Because she was missing many of her favorite foods, I started experimenting with spelt flour to see if I could make some of the things she was missing. Spelt flour has a different type of protein that is easier to digest, so it’s a great alternative for some people who are allergic to wheat. (It’s not gluten free, though, so people with celiac disease can’t eat it.)
I found out that I loved working in the kitchen. Soon I was making many of the meals and all the baked goods for our house.
Opportunity Knocks — Then Knocks Again
I started working with Martin Ruiz, who had a bakery. He sold mostly at a local farmers’ market. At first I worked at the market, but I soon started baking.
Martin decided to pursue other business interests and asked if I wanted to run the bakery for him. I was thrilled! A few months went by, then one day at the market I saw a notice that a national healthy grocery chain was looking for local vendors. Up until this point I had been baking wheat products only for farmers’ markets. But this opportunity fit with my plans to provide fresh-baked, snack-size spelt products for people who can’t eat wheat.
I submitted an application and samples to see if my spelt products would meet their needs. I waited for about a month and then the notice came that I had been accepted! Over the next few months, things started moving fast. I met with the grocery chain’s regional people. I had to make decisions on labels, packaging, and which products to ship first. I had to find wholesale vendors willing to sell me bulk ingredients, like spelt flour.
Fitting a Business in With School
I am home schooled. Running the business is part of my education. I have to do bookkeeping to track invoices and expenses. I have to calculate margins (how much money I need to make per item).

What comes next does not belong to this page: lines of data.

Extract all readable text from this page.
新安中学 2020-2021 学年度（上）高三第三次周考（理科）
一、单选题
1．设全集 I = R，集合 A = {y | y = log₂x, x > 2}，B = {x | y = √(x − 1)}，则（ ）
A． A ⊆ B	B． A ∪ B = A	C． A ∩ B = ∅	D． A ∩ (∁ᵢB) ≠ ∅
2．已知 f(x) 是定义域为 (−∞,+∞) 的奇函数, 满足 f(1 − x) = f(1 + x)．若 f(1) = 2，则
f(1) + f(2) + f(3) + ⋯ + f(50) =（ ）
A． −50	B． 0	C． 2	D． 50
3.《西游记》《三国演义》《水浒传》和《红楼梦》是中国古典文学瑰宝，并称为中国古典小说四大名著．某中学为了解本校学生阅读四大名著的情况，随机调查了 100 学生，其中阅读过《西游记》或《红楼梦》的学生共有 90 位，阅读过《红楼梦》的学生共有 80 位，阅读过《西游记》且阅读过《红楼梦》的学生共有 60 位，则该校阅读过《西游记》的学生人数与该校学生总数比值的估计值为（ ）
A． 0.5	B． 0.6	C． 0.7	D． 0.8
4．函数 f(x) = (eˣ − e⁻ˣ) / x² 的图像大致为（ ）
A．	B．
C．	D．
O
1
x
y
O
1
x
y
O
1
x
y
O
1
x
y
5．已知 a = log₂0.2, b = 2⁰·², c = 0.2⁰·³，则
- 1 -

I have to plan ahead for expenses like flour deliveries, propane, packaging, and labels. I have to stay on top of these things or I may run out of something important and not be able to make a delivery.
When you are in business, the most important thing is keeping your word. I always focus on making the best product and getting it to the stores. Things go wrong, but you have to keep going. I’ve been through storms that I thought would blow my kitchen right over, lost electricity or water (both things shut you down for a while). Sometimes things go wrong that later turn out to be the best thing. I call these things happy accidents.
I spend about 17 hours a week (including bookkeeping) on my business. I plan things carefully so I can get a lot done as quickly as possible. And I’m learning management skills: My dad delivers my products since I don’t have my license yet. My mom helps with lots of details, including driving me to my kitchen 20 miles away.
My two brothers Robert and Duncan help me with packaging and dishes. My older brother Robert drives me when my mom can’t and is great at fixing things that break in the kitchen. Every kitchen needs a good maintenance person.
I’m busy, but I still have time for other interests. In my spare time, I am restoring a 1968 Volkswagen Karman Ghia. My whole family loves working on cars.
My philosophy on healthy eating is: “Go local!” Eat fresh (no preservatives or artificial anything). Try new things. And support local business and companies. Trucking food hundreds of miles wastes resources.